Building AI products that enhance mission effectiveness
At Shield AI, the development of our products is rooted in the concept of resilient intelligence. Informed by this idea, Shield AI develops robots that are adaptable and capable of succeeding in the face of unanticipated challenges.
Shield AI’s CTO Nathan Michael and several of our technical leaders have dedicated their careers to furthering resilient intelligence and building robotic systems which grow ever more capable in the face of the unexpected and the challenging. They have developed and demonstrated, in controlled laboratory settings, the capabilities which are the focus of Shield AI’s products today, tomorrow and in the approachable future: autonomous robotic systems operating in a group, collaborating, swarming, and teaming to achieve their operators’ goals.
LEVERAGE AI Fundamentals TO DRIVE TECHNOLOGY FORWARD
Shield AI is dedicated to shaping the future of artificially intelligent systems. Through our research-based approach to building and fielding products, we have developed Hivemind, a scalable artificial intelligence framework to field and operationalize AI.

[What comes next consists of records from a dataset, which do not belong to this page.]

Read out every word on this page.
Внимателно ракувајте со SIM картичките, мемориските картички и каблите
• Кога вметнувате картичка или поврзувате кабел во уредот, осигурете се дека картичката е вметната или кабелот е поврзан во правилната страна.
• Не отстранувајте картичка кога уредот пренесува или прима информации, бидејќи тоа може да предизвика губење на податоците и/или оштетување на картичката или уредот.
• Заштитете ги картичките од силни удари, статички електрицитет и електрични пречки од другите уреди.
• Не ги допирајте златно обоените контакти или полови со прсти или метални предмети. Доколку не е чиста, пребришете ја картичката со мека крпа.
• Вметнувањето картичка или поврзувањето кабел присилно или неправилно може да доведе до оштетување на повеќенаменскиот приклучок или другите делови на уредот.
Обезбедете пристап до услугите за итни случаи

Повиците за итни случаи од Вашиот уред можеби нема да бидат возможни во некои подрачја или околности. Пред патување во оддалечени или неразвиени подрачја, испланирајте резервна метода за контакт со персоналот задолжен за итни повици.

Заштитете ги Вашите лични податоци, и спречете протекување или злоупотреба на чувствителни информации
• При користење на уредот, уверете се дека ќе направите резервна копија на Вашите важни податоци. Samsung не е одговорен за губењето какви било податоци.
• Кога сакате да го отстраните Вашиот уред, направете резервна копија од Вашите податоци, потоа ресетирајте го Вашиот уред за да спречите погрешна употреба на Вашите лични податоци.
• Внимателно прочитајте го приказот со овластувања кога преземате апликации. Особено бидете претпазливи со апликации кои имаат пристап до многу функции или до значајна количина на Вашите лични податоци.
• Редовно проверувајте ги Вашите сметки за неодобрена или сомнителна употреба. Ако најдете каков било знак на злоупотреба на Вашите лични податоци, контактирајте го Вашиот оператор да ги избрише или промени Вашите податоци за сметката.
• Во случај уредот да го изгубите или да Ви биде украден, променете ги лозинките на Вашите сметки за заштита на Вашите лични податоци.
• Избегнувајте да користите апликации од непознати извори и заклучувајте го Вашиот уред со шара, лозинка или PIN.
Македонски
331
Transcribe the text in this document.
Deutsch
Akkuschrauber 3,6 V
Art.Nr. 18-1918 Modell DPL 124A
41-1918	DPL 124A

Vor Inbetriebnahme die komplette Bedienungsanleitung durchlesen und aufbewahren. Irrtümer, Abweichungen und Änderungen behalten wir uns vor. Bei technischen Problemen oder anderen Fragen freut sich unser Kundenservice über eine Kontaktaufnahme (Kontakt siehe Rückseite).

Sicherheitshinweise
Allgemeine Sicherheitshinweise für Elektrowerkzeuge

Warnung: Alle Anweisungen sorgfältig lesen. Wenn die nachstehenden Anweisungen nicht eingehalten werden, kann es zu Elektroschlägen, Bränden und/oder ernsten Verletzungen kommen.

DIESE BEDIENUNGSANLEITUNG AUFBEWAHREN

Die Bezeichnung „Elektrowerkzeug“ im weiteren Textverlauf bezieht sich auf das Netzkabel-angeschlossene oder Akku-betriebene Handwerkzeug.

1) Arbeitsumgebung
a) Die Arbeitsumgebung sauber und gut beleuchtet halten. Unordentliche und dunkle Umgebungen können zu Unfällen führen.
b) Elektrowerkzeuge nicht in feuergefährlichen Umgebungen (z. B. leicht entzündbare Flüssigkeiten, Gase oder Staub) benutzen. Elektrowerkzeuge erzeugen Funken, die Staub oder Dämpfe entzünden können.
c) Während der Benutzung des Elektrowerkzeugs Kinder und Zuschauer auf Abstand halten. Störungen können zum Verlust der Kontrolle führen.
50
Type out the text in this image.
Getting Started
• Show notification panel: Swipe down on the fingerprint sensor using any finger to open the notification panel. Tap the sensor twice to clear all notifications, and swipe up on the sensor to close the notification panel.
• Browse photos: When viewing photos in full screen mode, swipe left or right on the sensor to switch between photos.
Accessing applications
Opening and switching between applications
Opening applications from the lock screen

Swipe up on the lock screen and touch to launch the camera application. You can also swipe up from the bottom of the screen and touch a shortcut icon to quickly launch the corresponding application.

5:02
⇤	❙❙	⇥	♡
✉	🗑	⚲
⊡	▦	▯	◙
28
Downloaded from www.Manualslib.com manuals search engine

Hivemind enables individuals and teams of unmanned systems to learn from their experiences in both real world and simulated environments, so that they can become better, stronger and more adaptable over ever shorter time periods. Today, Hivemind enables robots to autonomously access and explore GPS-denied areas such as building interiors and caves to gather mission-critical, ground-level intelligence on demand.
Hivemind strives to achieve self-directed learning which will enable teams of unmanned systems to execute a wide variety of rigidly bounded missions with minimal human input. This learning enables our robots to amplify the ability of human-in-the-loop operators. This will provide our customers with transformational strategic capabilities.
DEVELOP SCALABLE SOLUTIONS
Shield AI’s Hivemind framework represents scalable resilient intelligence. While Hivemind is used to power single-robot systems today, it will scale to multi-robot teams in the approachable tomorrow. The application of Hivemind will enable teams of intelligent, coordinated, robots to operate in complex, real-world environments full of unexpected obstacles.
Refine, Verify & Validate
With Hivemind, robotic systems acquire knowledge through experience. Continued use enables the system to perpetually learn. This, in turn, yields products that become increasingly effective while they process, validate, and refine their behavior based upon what has been learned.
At Shield AI, our products gain experience through both synthetic testing and real-world applications. Extensive scalable simulations built specifically for testing, verification, and validation enable synthetic experience generation. Our products use real-world experience to cross-validate and refine knowledge gained in simulation. By perpetually refining our products, Shield AI creates robust systems ready to take on the challenges facing our customers.